Aposto que podia deixar todas as portas abertas, deixá-la sozinha, todo o dia, dar-lhe a liberdade de vaguear saborosamente pela casa.
Nos últimos dias Alice tem tido a possibilidade de continuar a conhecer o novo e admirável mundo que a rodeia, mas raras vezes sai da cozinha, ora para vir à entrada da sala, ora para saltar para trás dos livros que estão na estante.
Depois sai a correr com uma velocidade quase mais veloz que a cadência das notícias.
Alice ainda não vê notícias, ainda não espreita o mundo que quase a tramou.
E, Alice até já é conhecida do lado de lá. Imensas pessoas perguntam por ela, até colegas de trabalho.
Outras pessoas perguntam: "como está a Alice?".

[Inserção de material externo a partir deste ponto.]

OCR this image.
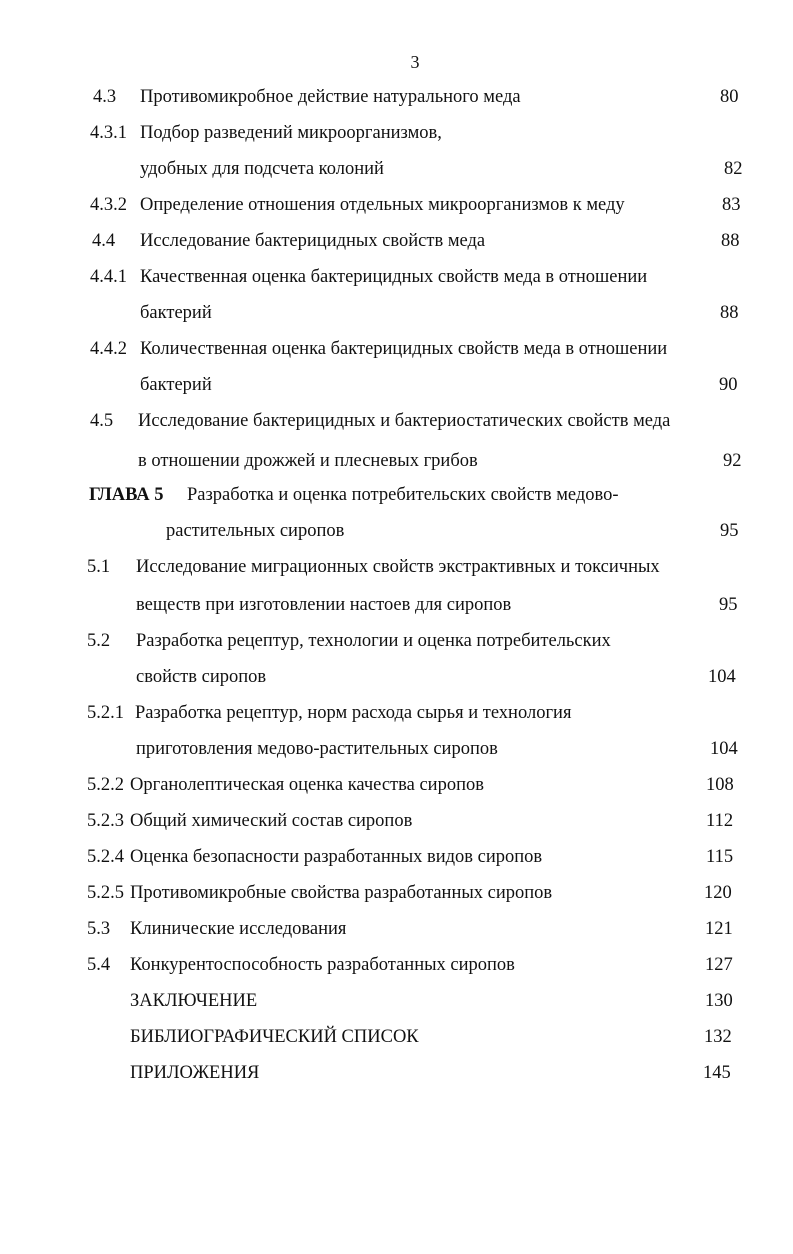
3
4.3 Противомикробное действие натурального меда	80
4.3.1 Подбор разведений микроорганизмов,
удобных для подсчета колоний	82
4.3.2 Определение отношения отдельных микроорганизмов к меду	83
4.4 Исследование бактерицидных свойств меда	88
4.4.1 Качественная оценка бактерицидных свойств меда в отношении
бактерий	88
4.4.2 Количественная оценка бактерицидных свойств меда в отношении
бактерий	90
4.5 Исследование бактерицидных и бактериостатических свойств меда
в отношении дрожжей и плесневых грибов	92
ГЛАВА 5 Разработка и оценка потребительских свойств медово-
растительных сиропов	95
5.1 Исследование миграционных свойств экстрактивных и токсичных
веществ при изготовлении настоев для сиропов	95
5.2 Разработка рецептур, технологии и оценка потребительских
свойств сиропов	104
5.2.1 Разработка рецептур, норм расхода сырья и технология
приготовления медово-растительных сиропов	104
5.2.2 Органолептическая оценка качества сиропов	108
5.2.3 Общий химический состав сиропов	112
5.2.4 Оценка безопасности разработанных видов сиропов	115
5.2.5 Противомикробные свойства разработанных сиропов	120
5.3 Клинические исследования	121
5.4 Конкурентоспособность разработанных сиропов	127
ЗАКЛЮЧЕНИЕ	130
БИБЛИОГРАФИЧЕСКИЙ СПИСОК	132
ПРИЛОЖЕНИЯ	145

Há quem já tenha sugerido criar uma página no Facebook, a ideia era gira, mas Alice é um projecto, com um objectivo, com um tempo e, ela não é dada a grandes multidões.
Por isso não se aventura.
Ela não quer sair daqui, dali, de onde está, no seu mundo, na sua cozinha, onde a mesa a protege, onde o pé da cadeira a esconde e lhe permite observar, onde trava batalhas imaginárias com o seu reflexo, deve ser isso que ela faz durante o dia, quando está sozinha, penso eu, comigo.
Alice sabe que há gente má, lá fora. Também sabe que há gente boa.
O mundo está áspero, mas cozinha não, na cozinha sente-se um afável calor que vem do forno, aquecendo-a, deixando-a acolhedora o resto do dia.
Alice raras vezes passa a porta da cozinha, embora ela esteja cada vez mais aberta.
Raras vezes entra na sala.
Não pretende ver as notícias, a cores.
Não faz por saber se já apanharam aquele ser que anda a espalhar o terror, e os seus dois cúmplices, já que mais ninguém fala deles.
Não quer sair dali, de onde está.
Às vezes lá se aventura atrás dos livros, na estante.
As portas do mundo estão escancaradas. Estão abertas. Alice é livre dentro de um mundo com 200 metros quadrados.
É uma escolha própria, não se aventurar, percebe-se porquê.
Às vezes dou comigo a imaginar como estará a passar o seu dia, quando está sozinha.
Corre pela cozinha, de um lado ao outro, luta contra o tubarão, treina Muay Thai com a ovelha, come, estica-se, e dorme. Alice deve dormir imenso. Quando lhe apetece. E, deve comer imenso, e não engorda, cada vez mais elegante, sedutora.
O mundo de Alice é quase perfeito e, sorte a dela, será o mundo dela, se ela quiser.
Lá fora já chegou.
Já chega.
Os humanos são estranhos, as coisas estão feias, os humanos são feios, alguns, às vezes.
Ao contrário do pequeno mundo de Alice.
Raramente passa a porta da cozinha ( a não ser que a levemos no colo, connosco).
Quando a passa, volta para trás a correr.
Tenho esperança que um dia a passe e se passeie pela casa, sem se esconder.
O mundo espera-a.
Sei que não o fará, por agora.
Pelo menos enquanto não houver notícia que o psicopata foi apanhado!